This Reggae Star Urges Jamaican Govt., Diaspora, To Do More To Support Reggae/Dancehall

shaggy-performs-at-jamaica-telethon-2020
Shaggy is the richest dancehall star globally.

News Americas, WASHINGTON, D.C., Thurs. May 13, 2021: A Grammy-winning reggae artist has appealed to the government of Jamaica to government and its Diaspora, to do more to support and promote the island’s music.

Reggae/dancehall artiste Shaggy made the call as a special guest on the third in the series of “Lets Connect with Ambassador Marks,” an online diaspora town hall meeting hosted by the country’s ambassador to Washington.

The singer and songwriter, born Orville Burrell, also urged the government to do more to help educate artistes on how to be more business savvy. He recommended that there be more seminars and workshops for artistes, which will guide them in how to manage their music operations both locally and internationally.

“The artistes have to start handling themselves in a more professional manner.

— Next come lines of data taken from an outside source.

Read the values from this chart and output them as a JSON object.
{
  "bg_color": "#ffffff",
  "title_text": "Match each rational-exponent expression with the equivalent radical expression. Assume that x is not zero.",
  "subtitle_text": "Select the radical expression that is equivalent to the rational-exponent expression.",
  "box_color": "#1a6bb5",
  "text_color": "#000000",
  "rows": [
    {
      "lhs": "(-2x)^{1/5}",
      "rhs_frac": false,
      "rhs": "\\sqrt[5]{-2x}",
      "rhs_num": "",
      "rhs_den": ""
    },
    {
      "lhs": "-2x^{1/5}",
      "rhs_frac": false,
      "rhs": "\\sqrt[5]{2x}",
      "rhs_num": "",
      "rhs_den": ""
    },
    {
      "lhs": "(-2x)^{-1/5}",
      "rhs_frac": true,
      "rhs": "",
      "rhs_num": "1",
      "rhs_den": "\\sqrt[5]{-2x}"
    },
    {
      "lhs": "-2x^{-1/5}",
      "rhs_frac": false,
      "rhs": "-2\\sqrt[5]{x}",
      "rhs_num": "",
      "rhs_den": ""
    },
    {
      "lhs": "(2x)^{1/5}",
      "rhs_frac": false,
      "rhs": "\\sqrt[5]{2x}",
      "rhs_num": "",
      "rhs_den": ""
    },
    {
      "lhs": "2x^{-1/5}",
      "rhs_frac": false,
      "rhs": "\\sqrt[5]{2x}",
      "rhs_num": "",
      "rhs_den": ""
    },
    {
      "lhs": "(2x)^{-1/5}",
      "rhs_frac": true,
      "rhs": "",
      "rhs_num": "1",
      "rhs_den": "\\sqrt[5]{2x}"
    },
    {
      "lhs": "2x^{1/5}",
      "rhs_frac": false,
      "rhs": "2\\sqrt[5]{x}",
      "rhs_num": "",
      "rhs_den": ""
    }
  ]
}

Because if you’re not ‘gonna do it professionally and have a professional team… Then you’re going to look like [an unorganized] ‘patty shop’ operation, and you’re gonna be treated like a poppy show,” Shaggy said.

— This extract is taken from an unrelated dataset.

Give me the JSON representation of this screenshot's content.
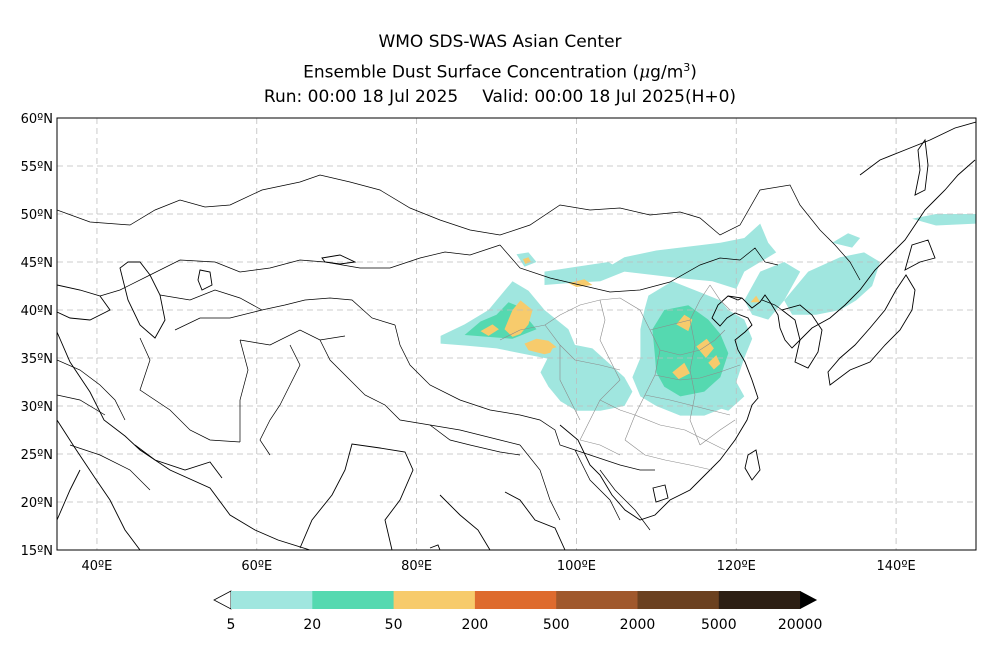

He revealed that some years ago, he along with promoter Sharon Burke of Synergy, had begun such a programme but it unfortunately had to be curtailed as a result of the COVID-19 pandemic.

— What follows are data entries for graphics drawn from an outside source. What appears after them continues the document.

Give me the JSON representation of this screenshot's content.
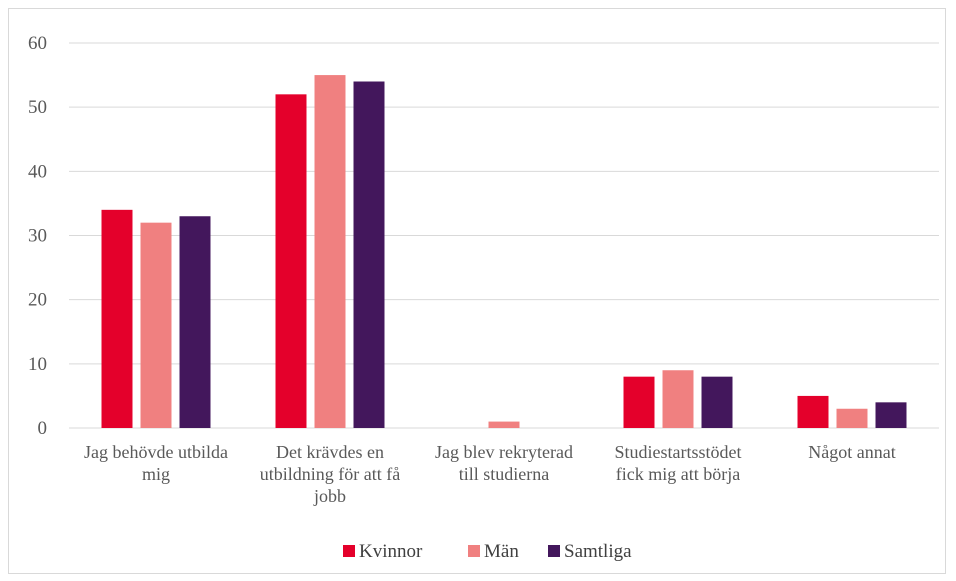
{
  "chart_data": {
    "type": "bar",
    "categories": [
      [
        "Jag behövde utbilda",
        "mig"
      ],
      [
        "Det krävdes en",
        "utbildning för att få",
        "jobb"
      ],
      [
        "Jag blev rekryterad",
        "till studierna"
      ],
      [
        "Studiestartsstödet",
        "fick mig att börja"
      ],
      [
        "Något annat"
      ]
    ],
    "series": [
      {
        "name": "Kvinnor",
        "color": "#e4002b",
        "values": [
          34,
          52,
          0,
          8,
          5
        ]
      },
      {
        "name": "Män",
        "color": "#f08080",
        "values": [
          32,
          55,
          1,
          9,
          3
        ]
      },
      {
        "name": "Samtliga",
        "color": "#43175c",
        "values": [
          33,
          54,
          0,
          8,
          4
        ]
      }
    ],
    "ylim": [
      0,
      60
    ],
    "yticks": [
      "0",
      "10",
      "20",
      "30",
      "40",
      "50",
      "60"
    ],
    "grid": true,
    "legend_position": "bottom",
    "gridline_color": "#d9d9d9"
  }
}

However, he urged the government to join forces with him with a view to resuscitating this important programme.

Ambassador Audrey Marks for her part, supported the need for continuing education on business operation and marketing among artistes, noting that this will help them to navigate the difficult minefield of the international music business.

Meanwhile, Shaggy also claimed that many Jamaicans at home and across the Diaspora do not support local musicians in the same way they support other international artistes

He said that “as influential as Jamaican music is on the global stage, there is an underwhelming lack of support for the music from Jamaicans.” 

The Jamaican diaspora needs to do more in this regard in order to support Jamaican music, and by extension, the Jamaican culture, Shaggy said.

He further pointed out that “at this point, Reggae/Dancehall has less than 6% of the global market share, which he lamented, “does not really give us a seat at the table.”

But if we can do something as impactful as what we are doing with this record, entitled “Go down deh,” with the Jamaican label [VP Records]  and with Jamaican artistes to promote dancehall, that certainly changes the cycle and certainly changes the tone and gives us a lot more leverage for us to have more in depth conversations with some of the powerhouses from Google, Live Nation, Apple, Spotify to Pandora etc.,” Shaggy declared.

Ambassador Marks agreed, emphasizing that the diaspora’s strength is in their buying power. She went on to encourage members of the diaspora become subscribers and stream more local music, which could change the trajectory of the genre.

The newly released single, “Go Down Deh” from the “Dancehall Queen,” Spice, features Sean Paul and Shaggy, and is dominating the global reggae charts.